The rough, uncomfortable cloth still prickled against his skin. The air in the tent was stale, laced with the scent of dirt and sweat.
He rushed to check his equipment—same number of kunai, same tags. Everything was exactly as it should be.
"Did I… die? No, no way. Just a nightmare. Nothing's changed. And that line… yeah, from Osamu's memories. That's how all the chūnin call for him, right?"
He quickly got dressed, pulling on his worn leather vest and strapping his pouch into place. Stepping out, he waited, as always, for the other genin.
"All right. Today's the eastern patrol," said a voice—gruff, but calm. The chūnin assigned to their squad stood waiting: a tall man, his face carved by old scars and harder years. His expression was stern, but his voice… gentle.

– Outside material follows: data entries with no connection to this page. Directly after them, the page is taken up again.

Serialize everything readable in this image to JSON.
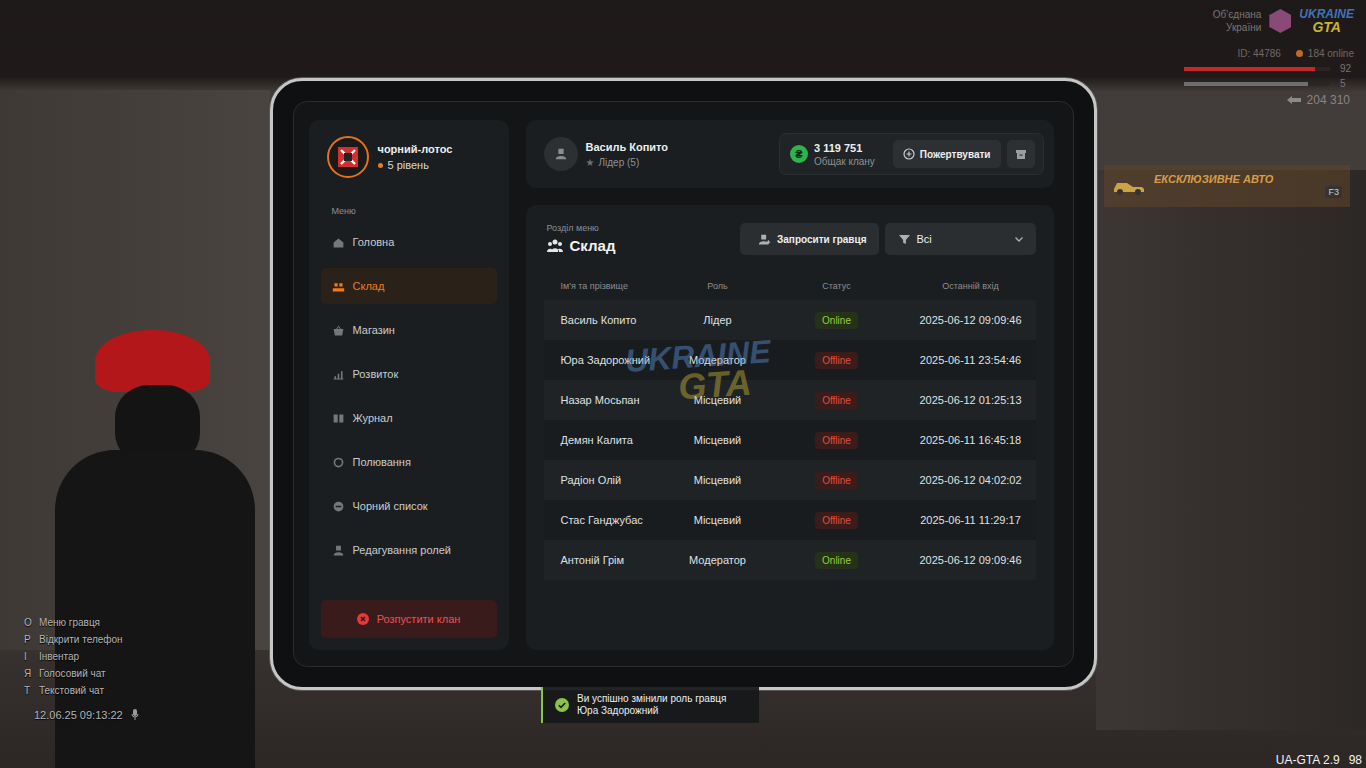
{
  "hud": {
    "server_name": "Об'єднана України",
    "logo": [
      "UKRAINE",
      "GTA"
    ],
    "player_id": "ID: 44786",
    "online": "184 online",
    "bars": [
      {
        "value": "92",
        "level": 0.9,
        "color": "#c62828"
      },
      {
        "value": "5",
        "level": 0.85,
        "color": "#6e6e6e"
      }
    ],
    "money": "204 310"
  },
  "promo": {
    "title": "ЕКСКЛЮЗИВНЕ АВТО",
    "key": "F3"
  },
  "hotkeys": [
    {
      "key": "O",
      "label": "Меню гравця"
    },
    {
      "key": "P",
      "label": "Відкрити телефон"
    },
    {
      "key": "I",
      "label": "Інвентар"
    },
    {
      "key": "Я",
      "label": "Голосовий чат"
    },
    {
      "key": "T",
      "label": "Текстовий чат"
    }
  ],
  "clock": "12.06.25 09:13:22",
  "version": "UA-GTA 2.9",
  "fps": "98",
  "tablet": {
    "clan": {
      "name": "чорний-лотос",
      "level": "5 рівень"
    },
    "menu_label": "Меню",
    "menu": [
      {
        "label": "Головна",
        "selected": false
      },
      {
        "label": "Склад",
        "selected": true
      },
      {
        "label": "Магазин",
        "selected": false
      },
      {
        "label": "Розвиток",
        "selected": false
      },
      {
        "label": "Журнал",
        "selected": false
      },
      {
        "label": "Полювання",
        "selected": false
      },
      {
        "label": "Чорний список",
        "selected": false
      },
      {
        "label": "Редагування ролей",
        "selected": false
      }
    ],
    "dismiss": "Розпустити клан",
    "user": {
      "name": "Василь Копито",
      "role_icon": "★",
      "role": "Лідер (5)"
    },
    "treasury": {
      "currency": "₴",
      "amount": "3 119 751",
      "label": "Общак клану",
      "donate": "Пожертвувати"
    },
    "section": {
      "caption": "Розділ меню",
      "title": "Склад"
    },
    "invite": "Запросити гравця",
    "filter": {
      "value": "Всі"
    },
    "table": {
      "columns": [
        "Ім'я та прізвище",
        "Роль",
        "Статус",
        "Останній вхід"
      ],
      "rows": [
        {
          "name": "Василь Копито",
          "role": "Лідер",
          "status": "Online",
          "online": true,
          "last_login": "2025-06-12 09:09:46"
        },
        {
          "name": "Юра Задорожний",
          "role": "Модератор",
          "status": "Offline",
          "online": false,
          "last_login": "2025-06-11 23:54:46"
        },
        {
          "name": "Назар Мосьпан",
          "role": "Місцевий",
          "status": "Offline",
          "online": false,
          "last_login": "2025-06-12 01:25:13"
        },
        {
          "name": "Демян Калита",
          "role": "Місцевий",
          "status": "Offline",
          "online": false,
          "last_login": "2025-06-11 16:45:18"
        },
        {
          "name": "Радіон Олій",
          "role": "Місцевий",
          "status": "Offline",
          "online": false,
          "last_login": "2025-06-12 04:02:02"
        },
        {
          "name": "Стас Ганджубас",
          "role": "Місцевий",
          "status": "Offline",
          "online": false,
          "last_login": "2025-06-11 11:29:17"
        },
        {
          "name": "Антоній Грім",
          "role": "Модератор",
          "status": "Online",
          "online": true,
          "last_login": "2025-06-12 09:09:46"
        }
      ]
    },
    "watermark": [
      "UKRAINE",
      "GTA"
    ]
  },
  "notification": {
    "text": "Ви успішно змінили роль гравця Юра Задорожний"
  }
}
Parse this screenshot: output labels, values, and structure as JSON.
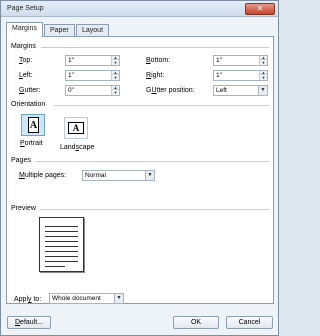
{
  "window": {
    "title": "Page Setup",
    "close_symbol": "✕"
  },
  "tabs": [
    {
      "label": "Margins",
      "active": true
    },
    {
      "label": "Paper",
      "active": false
    },
    {
      "label": "Layout",
      "active": false
    }
  ],
  "margins": {
    "section_label": "Margins",
    "top": {
      "label_ul": "T",
      "label_rest": "op:",
      "value": "1\""
    },
    "bottom": {
      "label_ul": "B",
      "label_rest": "ottom:",
      "value": "1\""
    },
    "left": {
      "label_ul": "L",
      "label_rest": "eft:",
      "value": "1\""
    },
    "right": {
      "label_ul": "R",
      "label_rest": "ight:",
      "value": "1\""
    },
    "gutter": {
      "label_ul": "G",
      "label_rest": "utter:",
      "value": "0\""
    },
    "gutter_position": {
      "label_ul": "U",
      "label_pre": "G",
      "label_rest": "tter position:",
      "value": "Left"
    }
  },
  "orientation": {
    "section_label": "Orientation",
    "portrait": {
      "label_ul": "P",
      "label_rest": "ortrait",
      "glyph": "A",
      "selected": true
    },
    "landscape": {
      "label_ul": "s",
      "label_pre": "Land",
      "label_rest": "cape",
      "glyph": "A",
      "selected": false
    }
  },
  "pages": {
    "section_label": "Pages",
    "multiple_pages": {
      "label_ul": "M",
      "label_rest": "ultiple pages:",
      "value": "Normal"
    }
  },
  "preview": {
    "section_label": "Preview"
  },
  "apply_to": {
    "label_pre": "Appl",
    "label_ul": "y",
    "label_rest": " to:",
    "value": "Whole document"
  },
  "buttons": {
    "default": {
      "label_ul": "D",
      "label_rest": "efault..."
    },
    "ok": "OK",
    "cancel": "Cancel"
  }
}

Exactly like the dream. He hated it.
They set off in formation—same as before. Same old nonsense Shui was spotting.
Minutes passed. They were halfway through the route, nearing the turnaround point that would send them back to camp.
"Yo, Osamu! You won't believe this, man—I think Aira actually likes me. She finally noticed me! I've been trying so hard!"
"Yeah, yeah. Good for you."
"What, you jealous? You'll find someone too, buddy. For sure."
SSSHHK.
A faint hiss. A trigger.
And in the next instant, the chūnin was gone—nothing left but blood, viscera, and shredded cloth.
Two Iwa chūnin and a genin appeared once again—silent shadows breaking through the treeline—and once again, Shui held his own.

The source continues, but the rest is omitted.